Interactive Mode

Using Conda and Slurm#

Interactive jobs#

All the difficult work is behind us. If we want to use our container interactively, we'll just use all the shortcuts we created.

1. Start an interactive job on the login node#

$ ssh klone-login
[UWNetID@klone-login01 ~]$ salloc --account=uwit --partition=ckpt \
--cpus-per-task=1 --mem=16G \
--job-name=klone-container
salloc: Pending job allocation 1234567
salloc: job 1234567 queued and waiting for resources
salloc: job 1234567 has been allocated resources
salloc: Granted job allocation 1234567
salloc: Waiting for resource configuration
salloc: Nodes n3120 are ready for job
[UWNetID@n3120 ~]$

First, we'll request an interactive job in the checkpoint partition, with a single CPU and 16GB of memory.
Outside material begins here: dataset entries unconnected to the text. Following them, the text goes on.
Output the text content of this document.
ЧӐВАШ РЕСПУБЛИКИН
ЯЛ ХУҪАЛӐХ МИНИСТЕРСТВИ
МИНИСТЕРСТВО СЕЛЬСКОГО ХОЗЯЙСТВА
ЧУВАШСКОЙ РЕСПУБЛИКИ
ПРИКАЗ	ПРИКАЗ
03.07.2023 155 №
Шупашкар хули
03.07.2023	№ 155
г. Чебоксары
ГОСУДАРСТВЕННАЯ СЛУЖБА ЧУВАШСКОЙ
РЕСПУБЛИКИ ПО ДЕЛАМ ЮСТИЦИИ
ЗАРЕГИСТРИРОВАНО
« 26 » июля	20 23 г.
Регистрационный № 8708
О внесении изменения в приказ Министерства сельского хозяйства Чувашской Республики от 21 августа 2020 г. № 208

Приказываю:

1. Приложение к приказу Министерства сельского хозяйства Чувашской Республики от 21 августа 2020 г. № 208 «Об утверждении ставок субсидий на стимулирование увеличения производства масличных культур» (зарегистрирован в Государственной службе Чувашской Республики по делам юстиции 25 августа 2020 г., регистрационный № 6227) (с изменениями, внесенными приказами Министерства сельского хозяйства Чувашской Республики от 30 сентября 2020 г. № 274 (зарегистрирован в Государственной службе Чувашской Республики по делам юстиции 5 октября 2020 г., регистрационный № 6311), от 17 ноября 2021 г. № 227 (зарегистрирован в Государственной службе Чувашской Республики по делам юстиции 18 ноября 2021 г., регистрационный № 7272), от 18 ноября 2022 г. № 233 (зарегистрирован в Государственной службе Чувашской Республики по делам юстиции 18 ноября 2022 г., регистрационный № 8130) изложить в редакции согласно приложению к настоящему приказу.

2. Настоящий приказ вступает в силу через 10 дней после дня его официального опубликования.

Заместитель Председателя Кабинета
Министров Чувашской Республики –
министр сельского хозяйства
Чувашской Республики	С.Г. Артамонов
The most important part, if you're going to connect directly to the node, is that you need to name the job with --job-name=klone-container so that our node-finding script works properly.
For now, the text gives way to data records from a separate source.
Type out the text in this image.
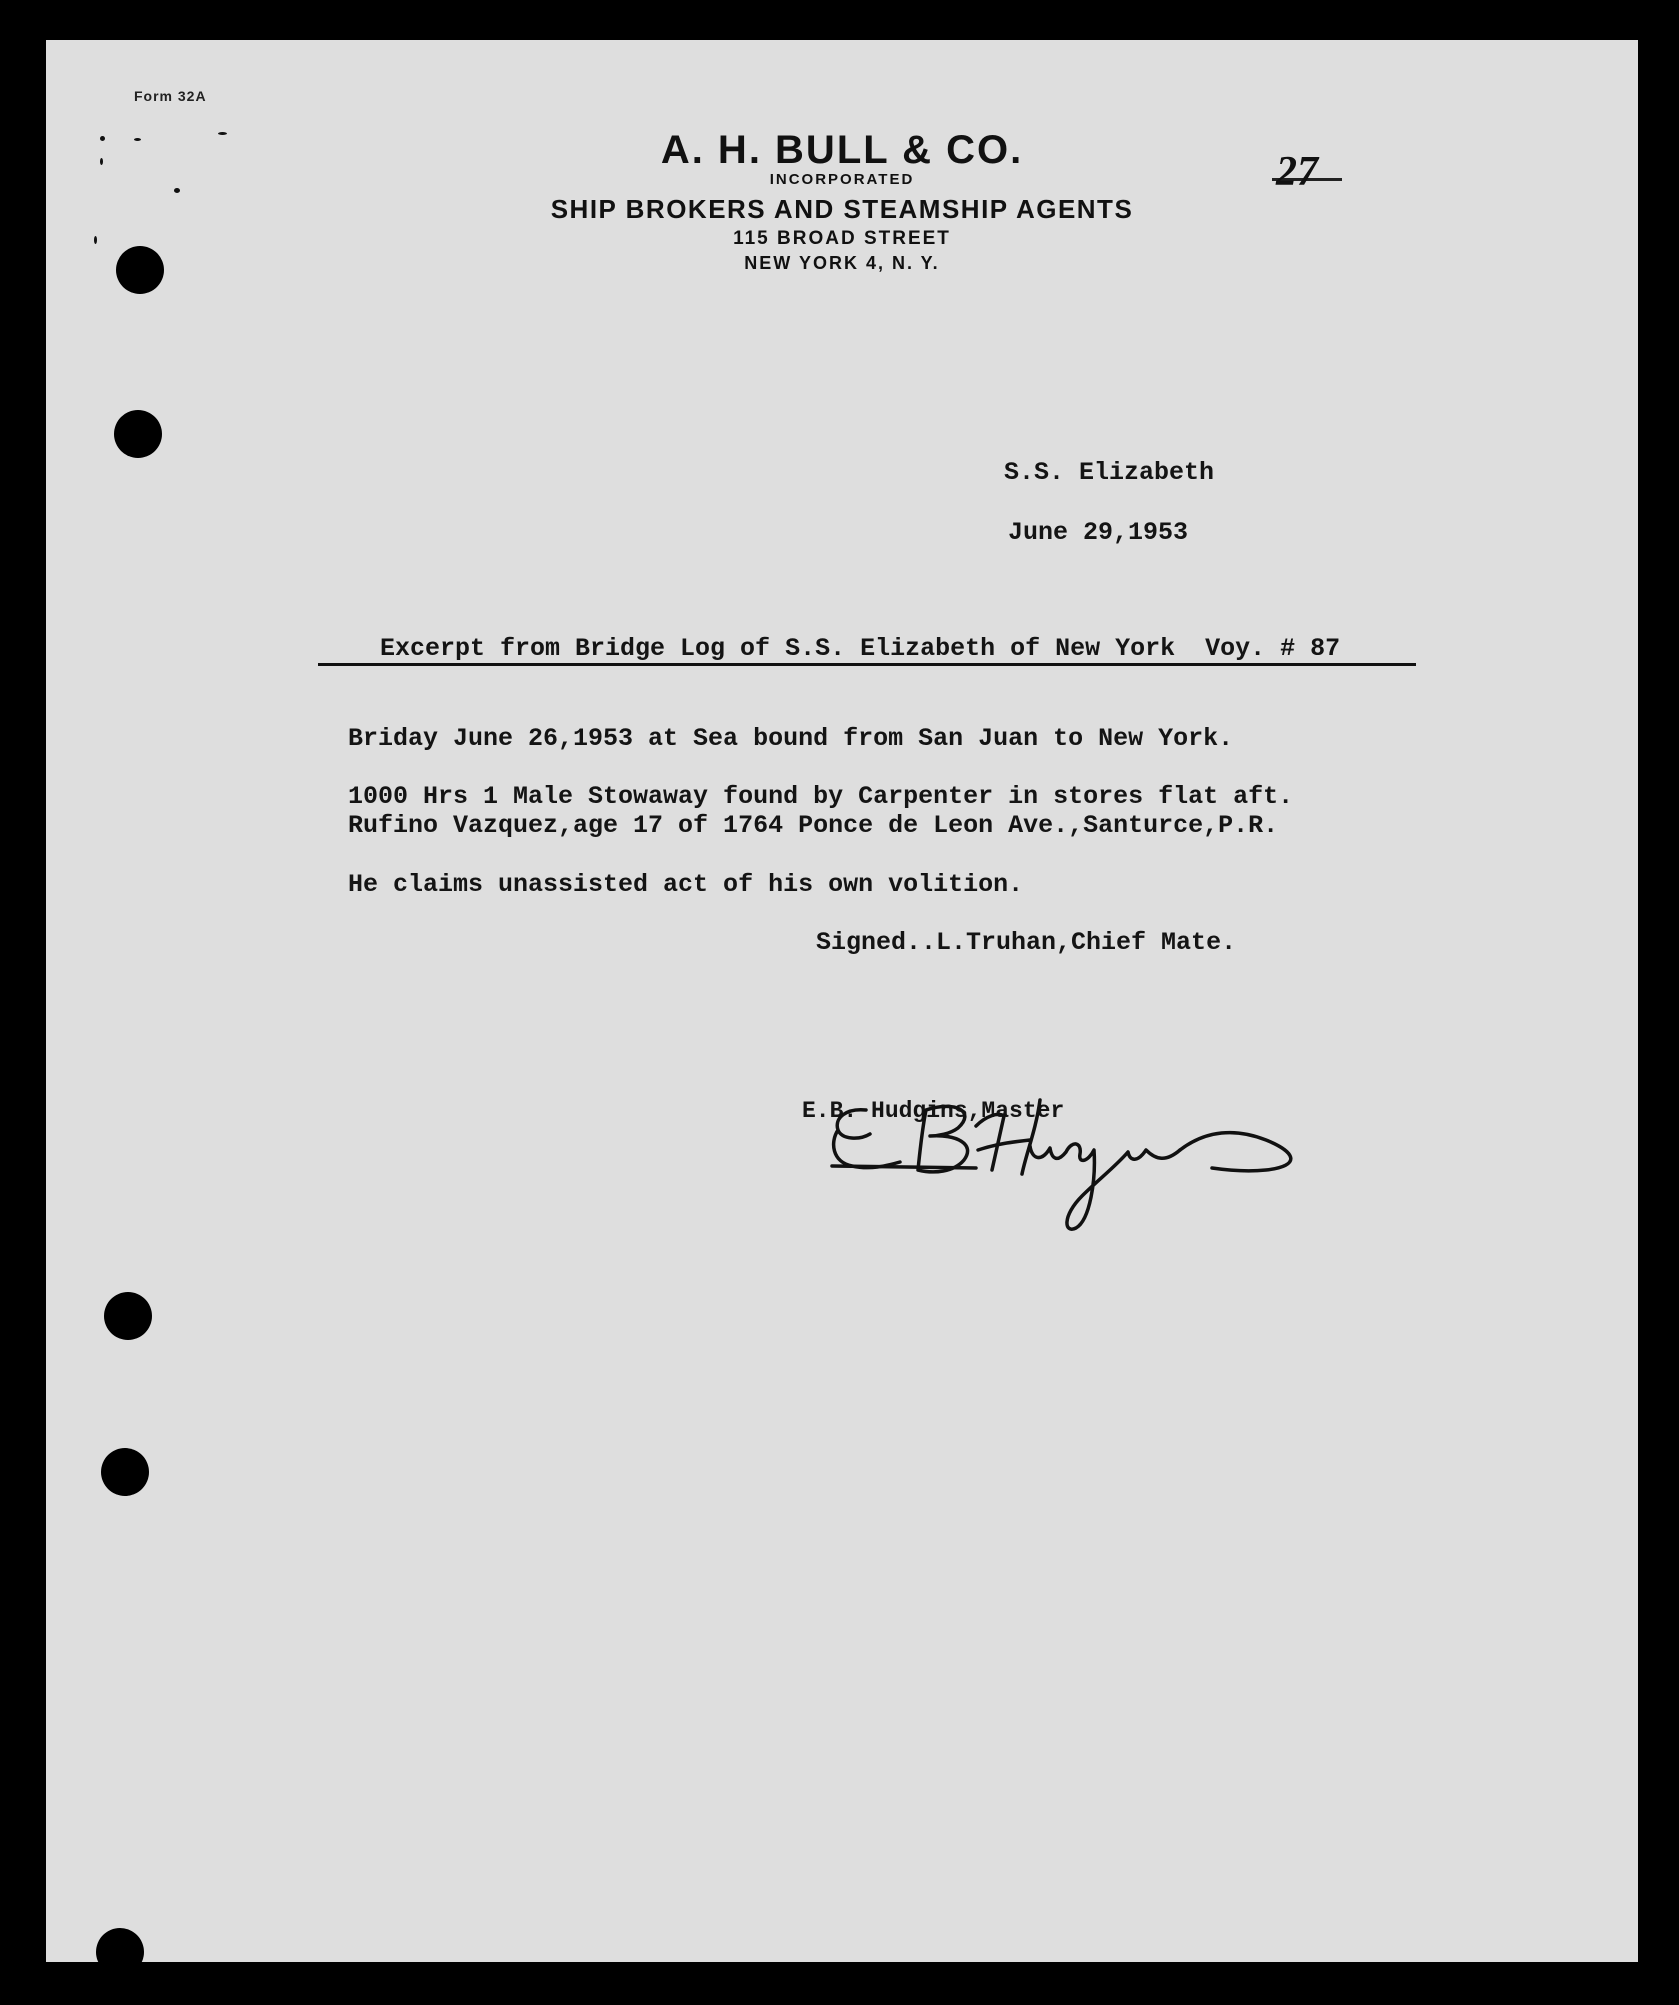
Form 32A
A. H. BULL & CO.
INCORPORATED
SHIP BROKERS AND STEAMSHIP AGENTS
115 BROAD STREET
NEW YORK 4, N. Y.
27
S.S. Elizabeth
June 29,1953
Excerpt from Bridge Log of S.S. Elizabeth of New York  Voy. # 87
Briday June 26,1953 at Sea bound from San Juan to New York.
1000 Hrs 1 Male Stowaway found by Carpenter in stores flat aft.
Rufino Vazquez,age 17 of 1764 Ponce de Leon Ave.,Santurce,P.R.
He claims unassisted act of his own volition.
Signed..L.Truhan,Chief Mate.
E.B. Hudgins,Master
2. Get into our container#

[UWNetID@n3120 ~]$ ~/launch-container.sh
Apptainer>

We automated this step, too. Now we're in our container, attached to a read-write overlay filesystem.
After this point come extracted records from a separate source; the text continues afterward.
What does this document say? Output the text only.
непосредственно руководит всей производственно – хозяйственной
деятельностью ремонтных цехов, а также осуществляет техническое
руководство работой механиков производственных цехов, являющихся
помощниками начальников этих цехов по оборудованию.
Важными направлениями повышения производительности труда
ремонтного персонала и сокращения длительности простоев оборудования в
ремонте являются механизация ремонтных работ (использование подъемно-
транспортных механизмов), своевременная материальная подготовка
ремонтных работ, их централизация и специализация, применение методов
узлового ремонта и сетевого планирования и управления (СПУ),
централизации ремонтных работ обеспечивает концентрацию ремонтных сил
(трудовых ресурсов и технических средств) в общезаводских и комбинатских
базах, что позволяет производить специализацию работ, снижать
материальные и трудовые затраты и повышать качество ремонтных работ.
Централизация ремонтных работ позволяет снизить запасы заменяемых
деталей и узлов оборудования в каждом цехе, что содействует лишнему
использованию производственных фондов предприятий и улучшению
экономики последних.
3. Run Conda and Slurm commands#

Apptainer> conda
usage: conda [-h] [-V] command ...
# Truncated the remainder of the conda output
Apptainer> squeue -u $USER
JOBID PARTITION NAME USER ST TIME NODES NODELIST(REASON)
1234567 ckpt klone-co uwnetid R 10:00 1 n3120
Apptainer>

And that's all there is to it. Before we move on to non-interactive jobs, here's the background on Slurm compatibility:

What's required for Slurm?

Running Slurm in any container requires the following:

  1. The same version of Slurm running on the node (which we installed from the Hyak repository).
  2. The same user ID and group ID for the Slurm user as on the node (which we copied during the container build).
  3. Three bind-mounts to node filesystems, all of which are included in the compute node's default Apptainer configuration:
    • /var/run/munge
    • /var/run/slurm
    • /var/spool/slurmd

Non-interactive jobs#

Running non-interactive jobs is a little more complex, since we'll need to pass a script to our container. Let's say you've written a bit of code that uses one of the conda environments in your overlay: we'll call it ~/do-some-research.py. We'll start by writing a Bash script to get into the conda environment & run the script:

~/start-research.sh
#!/bin/bash
. ~/.bashrc
conda activate ResearchEnvironment
python3 ~/do-some-research.py

Don't forget to make this script executable:

[UWNetID@klone-login01 ~]$ chmod +x ~/start-research.sh

Now we'll make an SBATCH script, where we pass this script to our container:

~/research.job
#!/bin/bash
#SBATCH --job-name=research
#SBATCH --cpus-per-task=8
#SBATCH --mem=64GB
#SBATCH --account=uwit
#SBATCH --partition=compute
#SBATCH --time=8:00:00
~/launch-container-ro.sh ~/start-research.sh

This will start a job named 'research' with 8 CPUs, 64GB of RAM, and a time limit of 8 hours. Don't forget to change the account or parition. This tells our container (with our conda overlay in read-only) to run the ~/start-research.sh wrapper for our ~/do-some-research.py Python script. All that's left is to submit the job with sbatch ~/research.job and wait for the results.